Trust the force! Or the lack of it! You are feeling "wrong" and you should trust that feeling. First, you described that you are not laid out enough and that is good that you are seeking a more aero dynamic position. The quick response to that is that you might need a longer stem... Note the quick response. It may be though, and this is because I can't see you that your saddle needs to come back a bit. The first focus on fit though is to the drive train. That is when the best fitter around sizes you up, he should be keying in on the power stroke of your hips/legs/feet into the pedal and how well you are rotating it around. The flexibility of the foot even comes into play here. With more and more riding flexibility changes, throughout your body and strength changes too. Not just in the legs but the shoulders, arms and abdomen http://which is often overlooked when discussing position.

So, some folks never get fitted and seem happy. You are working at this sport and a refit seems in order. Don't feel guilty about it. So, remember that the first key for the fitter is to see where your power stroke is which pertains to the height and position, fore/aft of the saddle THEN consider stem height and length. Also, handlebars have different reaches. The bars on my newest bike were a tad longer, almost 5 mm and with the longer hoods of the 10 speed Dura-ace brakes over my previous hoods I actually had to use a shorter stem so bars and brakes come into play too. What kind of components do you have? Make sure that they don't just rotate the bars up or down at the stem. Sometimes it is necessary to unwrap the tape and adjust the brake hoods up or down. Most bikes I've seen of late have the brake hoods mounted too low, especially if Dura-ace. Check closely Lance's bike if you see a picture of it. His brake hoods stick up pretty good.

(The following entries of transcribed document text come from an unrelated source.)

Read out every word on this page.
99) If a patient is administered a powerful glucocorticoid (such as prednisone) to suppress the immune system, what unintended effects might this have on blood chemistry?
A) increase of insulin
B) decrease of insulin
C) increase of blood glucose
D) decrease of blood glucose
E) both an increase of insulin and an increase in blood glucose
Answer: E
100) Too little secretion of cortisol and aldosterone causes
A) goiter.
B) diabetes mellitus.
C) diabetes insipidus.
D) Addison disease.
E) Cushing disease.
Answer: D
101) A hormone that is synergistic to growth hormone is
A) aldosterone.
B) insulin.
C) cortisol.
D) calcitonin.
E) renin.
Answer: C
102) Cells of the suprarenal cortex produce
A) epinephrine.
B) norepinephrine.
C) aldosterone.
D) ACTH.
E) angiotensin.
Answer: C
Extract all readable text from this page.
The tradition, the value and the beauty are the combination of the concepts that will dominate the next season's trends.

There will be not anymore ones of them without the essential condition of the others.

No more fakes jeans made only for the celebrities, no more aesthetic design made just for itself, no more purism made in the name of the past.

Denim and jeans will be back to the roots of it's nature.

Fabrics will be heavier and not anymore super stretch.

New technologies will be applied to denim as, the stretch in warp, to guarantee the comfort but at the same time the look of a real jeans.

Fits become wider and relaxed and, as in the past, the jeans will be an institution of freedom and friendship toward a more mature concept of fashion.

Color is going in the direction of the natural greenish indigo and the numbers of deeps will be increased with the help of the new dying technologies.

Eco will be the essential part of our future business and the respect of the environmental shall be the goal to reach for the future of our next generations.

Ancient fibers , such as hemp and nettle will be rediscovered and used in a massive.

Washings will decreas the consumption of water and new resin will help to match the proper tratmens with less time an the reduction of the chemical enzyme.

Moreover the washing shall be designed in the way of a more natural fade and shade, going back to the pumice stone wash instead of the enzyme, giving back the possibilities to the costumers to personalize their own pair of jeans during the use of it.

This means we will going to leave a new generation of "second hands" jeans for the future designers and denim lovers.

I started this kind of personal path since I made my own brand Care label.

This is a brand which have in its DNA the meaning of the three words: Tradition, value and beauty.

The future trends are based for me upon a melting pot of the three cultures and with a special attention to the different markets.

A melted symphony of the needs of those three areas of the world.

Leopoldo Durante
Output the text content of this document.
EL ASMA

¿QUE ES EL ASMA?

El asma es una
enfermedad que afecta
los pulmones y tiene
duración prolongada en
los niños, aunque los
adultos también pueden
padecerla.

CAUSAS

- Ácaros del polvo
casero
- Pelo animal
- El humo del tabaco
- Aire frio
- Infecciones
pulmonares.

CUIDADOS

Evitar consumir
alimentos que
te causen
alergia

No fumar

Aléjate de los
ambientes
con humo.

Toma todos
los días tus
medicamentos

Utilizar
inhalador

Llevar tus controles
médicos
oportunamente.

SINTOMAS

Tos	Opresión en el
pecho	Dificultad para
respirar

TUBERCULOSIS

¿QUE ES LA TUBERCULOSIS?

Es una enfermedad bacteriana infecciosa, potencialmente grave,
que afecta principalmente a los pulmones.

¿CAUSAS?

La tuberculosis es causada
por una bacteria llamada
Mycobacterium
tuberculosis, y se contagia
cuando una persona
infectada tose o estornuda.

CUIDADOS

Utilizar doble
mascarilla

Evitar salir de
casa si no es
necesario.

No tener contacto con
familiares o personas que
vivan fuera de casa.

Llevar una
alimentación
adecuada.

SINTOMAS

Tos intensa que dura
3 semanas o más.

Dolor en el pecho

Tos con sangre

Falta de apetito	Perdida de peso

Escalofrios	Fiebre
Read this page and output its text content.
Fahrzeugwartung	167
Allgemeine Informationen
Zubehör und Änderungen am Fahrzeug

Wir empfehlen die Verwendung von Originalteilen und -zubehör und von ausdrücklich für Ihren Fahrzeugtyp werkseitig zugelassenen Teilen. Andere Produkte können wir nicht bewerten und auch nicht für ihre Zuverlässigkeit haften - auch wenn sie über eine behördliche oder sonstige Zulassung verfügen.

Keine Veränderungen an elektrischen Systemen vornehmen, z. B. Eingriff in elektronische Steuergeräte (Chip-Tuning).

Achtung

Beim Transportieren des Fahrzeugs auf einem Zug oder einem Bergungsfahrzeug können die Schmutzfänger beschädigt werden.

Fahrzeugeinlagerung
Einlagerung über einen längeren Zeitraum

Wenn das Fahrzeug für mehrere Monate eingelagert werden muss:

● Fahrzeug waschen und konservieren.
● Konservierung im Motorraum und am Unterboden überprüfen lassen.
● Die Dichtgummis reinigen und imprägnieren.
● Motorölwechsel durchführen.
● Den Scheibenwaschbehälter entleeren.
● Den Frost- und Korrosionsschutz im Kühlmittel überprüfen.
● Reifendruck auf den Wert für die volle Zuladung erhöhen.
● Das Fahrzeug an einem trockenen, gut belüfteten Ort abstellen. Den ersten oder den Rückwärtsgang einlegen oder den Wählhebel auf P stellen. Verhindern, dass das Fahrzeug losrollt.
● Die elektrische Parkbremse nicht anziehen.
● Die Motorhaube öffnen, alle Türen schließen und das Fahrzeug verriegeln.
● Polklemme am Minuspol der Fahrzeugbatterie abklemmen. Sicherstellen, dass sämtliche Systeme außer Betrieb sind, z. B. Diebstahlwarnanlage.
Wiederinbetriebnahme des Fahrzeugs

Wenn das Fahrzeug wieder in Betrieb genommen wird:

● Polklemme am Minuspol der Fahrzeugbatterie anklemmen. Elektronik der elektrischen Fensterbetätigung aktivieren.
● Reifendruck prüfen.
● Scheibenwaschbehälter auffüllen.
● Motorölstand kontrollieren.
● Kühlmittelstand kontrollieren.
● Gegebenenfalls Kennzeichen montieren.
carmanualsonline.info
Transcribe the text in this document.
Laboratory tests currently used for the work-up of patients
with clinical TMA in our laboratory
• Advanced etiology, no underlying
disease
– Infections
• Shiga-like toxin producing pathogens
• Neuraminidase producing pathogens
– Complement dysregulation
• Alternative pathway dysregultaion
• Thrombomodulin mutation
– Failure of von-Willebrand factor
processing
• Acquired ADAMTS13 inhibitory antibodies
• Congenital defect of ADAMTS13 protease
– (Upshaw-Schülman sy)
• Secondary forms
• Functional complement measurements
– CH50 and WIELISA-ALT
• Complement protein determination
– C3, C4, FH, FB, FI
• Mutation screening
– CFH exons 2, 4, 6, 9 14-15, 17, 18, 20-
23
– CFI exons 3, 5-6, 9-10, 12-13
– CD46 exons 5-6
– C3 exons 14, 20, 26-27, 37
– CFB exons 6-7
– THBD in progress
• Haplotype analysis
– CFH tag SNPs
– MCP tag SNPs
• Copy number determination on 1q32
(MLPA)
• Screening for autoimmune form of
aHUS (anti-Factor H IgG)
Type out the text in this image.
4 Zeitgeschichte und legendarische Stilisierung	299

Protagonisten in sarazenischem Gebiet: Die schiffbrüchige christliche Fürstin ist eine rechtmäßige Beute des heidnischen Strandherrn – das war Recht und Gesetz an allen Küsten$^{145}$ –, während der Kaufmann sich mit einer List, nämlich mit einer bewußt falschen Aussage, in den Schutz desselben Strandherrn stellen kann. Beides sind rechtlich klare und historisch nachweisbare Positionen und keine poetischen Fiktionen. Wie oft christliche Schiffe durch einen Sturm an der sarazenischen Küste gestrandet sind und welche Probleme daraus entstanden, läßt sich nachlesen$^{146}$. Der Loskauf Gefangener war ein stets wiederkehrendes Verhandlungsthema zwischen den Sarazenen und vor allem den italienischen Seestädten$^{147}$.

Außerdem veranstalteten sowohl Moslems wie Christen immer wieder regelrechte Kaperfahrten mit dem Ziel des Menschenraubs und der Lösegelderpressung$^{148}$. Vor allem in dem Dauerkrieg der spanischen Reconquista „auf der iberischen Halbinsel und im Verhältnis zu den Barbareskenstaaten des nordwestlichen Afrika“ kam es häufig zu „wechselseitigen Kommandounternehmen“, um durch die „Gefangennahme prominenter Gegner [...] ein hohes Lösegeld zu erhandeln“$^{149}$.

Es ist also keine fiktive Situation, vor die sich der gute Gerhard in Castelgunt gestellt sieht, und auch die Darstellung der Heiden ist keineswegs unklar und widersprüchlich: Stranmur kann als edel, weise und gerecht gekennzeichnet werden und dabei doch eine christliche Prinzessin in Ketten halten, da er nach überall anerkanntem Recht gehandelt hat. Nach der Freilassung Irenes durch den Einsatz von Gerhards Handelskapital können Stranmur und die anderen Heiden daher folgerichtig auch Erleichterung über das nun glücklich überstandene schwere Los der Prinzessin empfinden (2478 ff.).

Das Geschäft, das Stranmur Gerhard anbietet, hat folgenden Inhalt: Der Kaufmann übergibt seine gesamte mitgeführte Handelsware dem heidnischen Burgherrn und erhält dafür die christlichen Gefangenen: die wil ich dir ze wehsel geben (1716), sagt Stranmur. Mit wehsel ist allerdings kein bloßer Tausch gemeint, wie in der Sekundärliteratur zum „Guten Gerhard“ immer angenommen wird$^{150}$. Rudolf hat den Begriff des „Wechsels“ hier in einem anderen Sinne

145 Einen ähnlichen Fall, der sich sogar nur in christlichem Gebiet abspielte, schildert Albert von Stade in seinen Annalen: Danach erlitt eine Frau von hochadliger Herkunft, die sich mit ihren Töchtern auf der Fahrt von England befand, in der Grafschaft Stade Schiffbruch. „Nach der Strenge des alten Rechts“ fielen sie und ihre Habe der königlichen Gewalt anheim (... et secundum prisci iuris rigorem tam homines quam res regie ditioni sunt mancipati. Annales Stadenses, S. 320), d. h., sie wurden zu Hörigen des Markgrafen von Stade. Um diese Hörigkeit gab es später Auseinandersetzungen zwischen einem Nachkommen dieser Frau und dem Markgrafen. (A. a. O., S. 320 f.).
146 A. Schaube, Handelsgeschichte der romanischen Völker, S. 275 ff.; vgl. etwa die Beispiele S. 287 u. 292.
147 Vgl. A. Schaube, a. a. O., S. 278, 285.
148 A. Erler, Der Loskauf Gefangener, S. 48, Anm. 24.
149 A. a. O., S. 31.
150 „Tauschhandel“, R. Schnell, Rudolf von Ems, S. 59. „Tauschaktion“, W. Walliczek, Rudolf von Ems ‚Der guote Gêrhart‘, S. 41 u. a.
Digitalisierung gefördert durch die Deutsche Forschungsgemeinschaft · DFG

A crucial feature of fit is the foot into the shoe and I recommend footbeds. This is the primary interface which is nearly always overlooked. Specialized came out with a footbed that is better than what comes in the shoe but only okay in my mind. Likewise, Shimano in their high end shoes also came out with a moldable feature. That is okay at best as well. Consider checking out www.Aline.com for their product. I'll be happy to discuss why I like this product but primarily it is because it attends to the actual load bearing aspects of the foot. And load bearing is what it is about. Let me know if you have any other questions or what you learn.